Bisnis.com, JAKARTA – Ekonom berpandangan bahwa pemerintah dapat memperlonggar kebijakan fiskal, dalam hal ini defisit anggaran, untuk mengatasi tekanan global. Sebagaimana Presiden Joko Widodo (Jokowi) yang berencana mengucurkan paket kebijakan insentif.
Direktur Eksekutif Center of Reform on Economics (Core) Mohammad Faisal menyampaikan dalam kondisi kebijakan moneter yang semakin ketat dan meningkatnya konflik global yang berdampak pada harga minyak yang melonjak, pemerintah perlu melonggarkan belanjanya.

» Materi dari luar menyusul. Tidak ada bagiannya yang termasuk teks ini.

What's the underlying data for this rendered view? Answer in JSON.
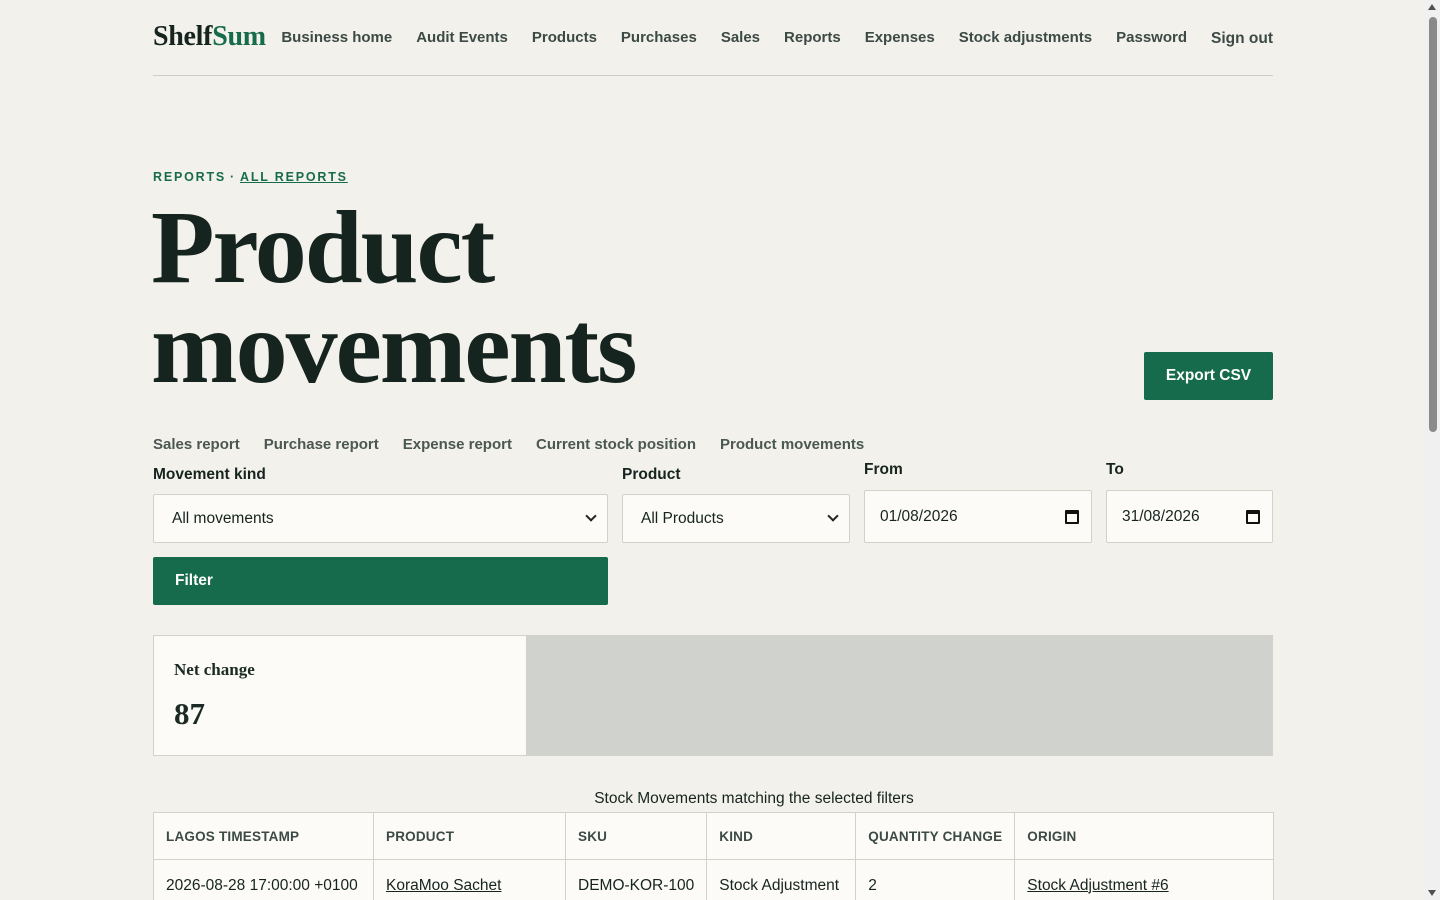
{
  "logo": {
    "part1": "Shelf",
    "part2": "Sum"
  },
  "nav": [
    "Business home",
    "Audit Events",
    "Products",
    "Purchases",
    "Sales",
    "Reports",
    "Expenses",
    "Stock adjustments",
    "Password"
  ],
  "nav_signout": "Sign out",
  "breadcrumb": {
    "section": "REPORTS",
    "separator": "·",
    "link": "ALL REPORTS"
  },
  "title": "Product movements",
  "export_label": "Export CSV",
  "tabs": [
    "Sales report",
    "Purchase report",
    "Expense report",
    "Current stock position",
    "Product movements"
  ],
  "filters": {
    "kind_label": "Movement kind",
    "kind_value": "All movements",
    "product_label": "Product",
    "product_value": "All Products",
    "from_label": "From",
    "from_value": "01/08/2026",
    "to_label": "To",
    "to_value": "31/08/2026",
    "filter_label": "Filter"
  },
  "summary": {
    "label": "Net change",
    "value": "87"
  },
  "table": {
    "caption": "Stock Movements matching the selected filters",
    "headers": [
      "LAGOS TIMESTAMP",
      "PRODUCT",
      "SKU",
      "KIND",
      "QUANTITY CHANGE",
      "ORIGIN"
    ],
    "rows": [
      {
        "timestamp": "2026-08-28 17:00:00 +0100",
        "product": "KoraMoo Sachet",
        "sku": "DEMO-KOR-100",
        "kind": "Stock Adjustment",
        "quantity": "2",
        "origin": "Stock Adjustment #6"
      }
    ]
  }
}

“Dengan kondisi seperti ini, berarti APBN kebijakan fiskalnya harus diperlonggar, karena kalau tidak, akan berdampak terhadap ekonomi secara makro,” ujarnya, Selasa (24/10/2023).
Faisal menjelaskan, dalam hal ini diperlonggar memiliki artian bahwa memang ada suntikan APBN lebih besar dari sisi belanja terutama yang berhubungan langsug dengan pertumbuhan ekonomi.
Melalui peningkatan belanja insentif, dengan catatan tetap memperhatikan batas defisit, yakni tak lebih dari 3% terhadap PDB atau tak seperti masa pandemi Covid-19 yang hingga 6%.
“Ini memang berdampak pada perlebaran defisit, tapi sepanjang di bawah 3 persen, mestinya masih ada ruang,” lanjutnya.
Baca Juga
Sementara itu, Kepala Badan Kebijakan Fiskal (BKF) Kementerian Keuangan Febrio Kacaribu menegaskan bahwa defisit akan tetap terkendali meski pemerintah berencana meluncurkan paket kebijakan insentif tersebut.
“Nggak [Defisit tidak melebar], akan lebih rendah dari 2,3%,” ujarnya kepada awak media di Jakarta, Selasa (24/10/2023).
Sebagaimana diketahui, Indonesia sendiri telah mencanangkan defisit sebesar 2,84% untuk 2023. Sementara hingga pertengahan tahun ini, Febrio melaporkan outlook defisit akan semakin rendah di level 2,3%.